Interface concepts should be atomic
In both design and programming, interfaces and interactions are presented by way of simple communication. In design, this communication is often visuo-spatial. In programming, this is often textual, perhaps combinations of keywords. The communication necessary to presenting interfaces seeks to encapsulate “concepts” which, when understood by a user, can be used to establish an implicit contract which binds the interface (and its underlying system) to expectations of usage, behavior, and function.
These “concepts” must be effective at creating agreement between the expectations of a user/viewer and the realities of the system. Often, these concepts are taken directly from the world of the user, as in the case of programming concepts like the “Builder pattern”, which uses methods to “build” an object step-by-step. The concept in play is “builder”, which evokes images of a building being constructed. The building is constructed from bottom to top, step-by-step, so the user of a program employing the “Builder pattern” will expect the program to allow for building an object in place by progressively applying methods.
A given concept must be understandable and, therefore, relatively terse. Metaphors often lose their “punch” as they gain complexity.

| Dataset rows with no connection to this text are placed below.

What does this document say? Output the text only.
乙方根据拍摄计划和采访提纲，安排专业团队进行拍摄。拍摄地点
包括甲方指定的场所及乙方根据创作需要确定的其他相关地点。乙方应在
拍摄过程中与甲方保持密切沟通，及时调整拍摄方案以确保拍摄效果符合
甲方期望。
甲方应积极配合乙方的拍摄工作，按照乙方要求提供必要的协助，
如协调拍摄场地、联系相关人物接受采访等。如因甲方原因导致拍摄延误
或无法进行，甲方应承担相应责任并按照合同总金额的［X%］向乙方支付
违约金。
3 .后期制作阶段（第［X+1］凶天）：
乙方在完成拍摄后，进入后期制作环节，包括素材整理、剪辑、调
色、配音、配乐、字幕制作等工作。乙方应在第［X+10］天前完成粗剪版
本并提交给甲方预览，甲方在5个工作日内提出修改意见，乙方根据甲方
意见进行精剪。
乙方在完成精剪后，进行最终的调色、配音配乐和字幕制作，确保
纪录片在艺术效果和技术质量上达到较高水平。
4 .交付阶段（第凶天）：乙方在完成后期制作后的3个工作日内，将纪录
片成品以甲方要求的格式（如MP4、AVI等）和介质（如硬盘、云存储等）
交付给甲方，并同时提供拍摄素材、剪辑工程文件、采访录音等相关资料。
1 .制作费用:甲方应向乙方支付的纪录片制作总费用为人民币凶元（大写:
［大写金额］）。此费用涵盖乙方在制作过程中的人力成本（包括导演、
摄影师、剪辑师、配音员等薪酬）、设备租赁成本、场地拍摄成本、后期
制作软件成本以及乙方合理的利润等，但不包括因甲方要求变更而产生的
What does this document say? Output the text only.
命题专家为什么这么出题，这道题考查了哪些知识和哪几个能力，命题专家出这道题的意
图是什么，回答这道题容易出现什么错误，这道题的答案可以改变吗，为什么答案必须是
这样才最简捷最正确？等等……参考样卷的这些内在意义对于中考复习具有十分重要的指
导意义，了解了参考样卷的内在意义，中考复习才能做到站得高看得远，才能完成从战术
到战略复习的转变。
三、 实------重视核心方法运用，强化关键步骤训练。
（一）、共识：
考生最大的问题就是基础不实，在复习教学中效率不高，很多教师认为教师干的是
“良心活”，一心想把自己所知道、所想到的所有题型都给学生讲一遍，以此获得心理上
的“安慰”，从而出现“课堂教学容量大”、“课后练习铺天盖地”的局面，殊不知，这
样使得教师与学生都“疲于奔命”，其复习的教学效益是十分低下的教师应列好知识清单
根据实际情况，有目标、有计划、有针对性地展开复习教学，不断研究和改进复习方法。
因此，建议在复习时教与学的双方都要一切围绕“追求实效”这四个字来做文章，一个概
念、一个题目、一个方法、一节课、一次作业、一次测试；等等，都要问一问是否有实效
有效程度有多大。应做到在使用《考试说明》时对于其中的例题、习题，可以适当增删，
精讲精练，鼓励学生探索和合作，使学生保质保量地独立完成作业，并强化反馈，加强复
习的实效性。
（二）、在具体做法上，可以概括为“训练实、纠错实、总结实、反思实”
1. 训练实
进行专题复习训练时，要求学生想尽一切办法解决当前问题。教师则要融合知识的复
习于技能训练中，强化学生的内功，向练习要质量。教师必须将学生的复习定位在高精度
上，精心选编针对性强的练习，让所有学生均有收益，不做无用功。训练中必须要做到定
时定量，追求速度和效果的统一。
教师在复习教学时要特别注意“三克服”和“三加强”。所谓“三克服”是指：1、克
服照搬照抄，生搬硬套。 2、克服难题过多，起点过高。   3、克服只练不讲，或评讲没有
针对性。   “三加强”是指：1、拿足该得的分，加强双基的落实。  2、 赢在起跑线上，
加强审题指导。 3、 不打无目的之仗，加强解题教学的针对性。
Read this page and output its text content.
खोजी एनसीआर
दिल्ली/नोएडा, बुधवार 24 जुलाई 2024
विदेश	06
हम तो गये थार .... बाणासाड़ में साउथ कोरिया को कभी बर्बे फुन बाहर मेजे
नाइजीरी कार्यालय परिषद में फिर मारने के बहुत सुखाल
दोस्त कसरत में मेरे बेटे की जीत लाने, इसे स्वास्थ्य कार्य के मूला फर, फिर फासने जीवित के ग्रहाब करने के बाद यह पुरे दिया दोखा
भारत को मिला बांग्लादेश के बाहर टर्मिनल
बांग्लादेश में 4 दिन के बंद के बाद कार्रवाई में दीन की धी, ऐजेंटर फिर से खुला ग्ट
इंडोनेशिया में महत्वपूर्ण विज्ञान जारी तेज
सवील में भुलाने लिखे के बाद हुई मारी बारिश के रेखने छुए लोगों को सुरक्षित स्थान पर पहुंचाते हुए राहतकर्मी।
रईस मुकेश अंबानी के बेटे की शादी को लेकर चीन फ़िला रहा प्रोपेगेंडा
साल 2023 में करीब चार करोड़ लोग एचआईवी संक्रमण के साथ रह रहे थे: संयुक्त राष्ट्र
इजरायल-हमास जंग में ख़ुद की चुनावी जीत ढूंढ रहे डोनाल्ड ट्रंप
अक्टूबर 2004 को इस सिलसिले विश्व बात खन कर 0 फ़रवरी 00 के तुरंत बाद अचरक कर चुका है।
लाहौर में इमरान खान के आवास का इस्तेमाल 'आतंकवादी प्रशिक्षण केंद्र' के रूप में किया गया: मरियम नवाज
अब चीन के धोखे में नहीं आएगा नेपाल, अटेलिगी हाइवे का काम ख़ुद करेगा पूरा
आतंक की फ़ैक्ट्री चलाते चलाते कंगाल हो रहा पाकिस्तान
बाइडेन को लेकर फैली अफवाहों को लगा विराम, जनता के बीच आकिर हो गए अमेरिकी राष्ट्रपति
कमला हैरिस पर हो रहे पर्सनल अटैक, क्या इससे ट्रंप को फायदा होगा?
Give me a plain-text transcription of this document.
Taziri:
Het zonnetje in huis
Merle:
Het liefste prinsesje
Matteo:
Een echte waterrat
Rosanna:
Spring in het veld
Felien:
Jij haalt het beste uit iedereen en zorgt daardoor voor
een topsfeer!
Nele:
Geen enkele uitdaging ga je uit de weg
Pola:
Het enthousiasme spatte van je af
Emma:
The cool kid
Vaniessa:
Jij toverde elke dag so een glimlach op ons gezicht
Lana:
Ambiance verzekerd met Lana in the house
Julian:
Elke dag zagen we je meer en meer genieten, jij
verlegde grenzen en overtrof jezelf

Sometimes, there’s a temptation to add many responsibilities to a concept. This can often happen in programming when some module of business logic attempts to do too many things. The illusion of simplicity is keeping one module to do all of these things, and the excuse is that we’ll find a way to “do them flexibly”.
True simplicity is splitting all of those things into separate modules. Single responsibility principle: separate concerns into separate modules.
So, don’t overload concepts. Favor many atomic concepts over one overloaded concept.1 This helps to ensure that interfaces establish strong and clear contracts.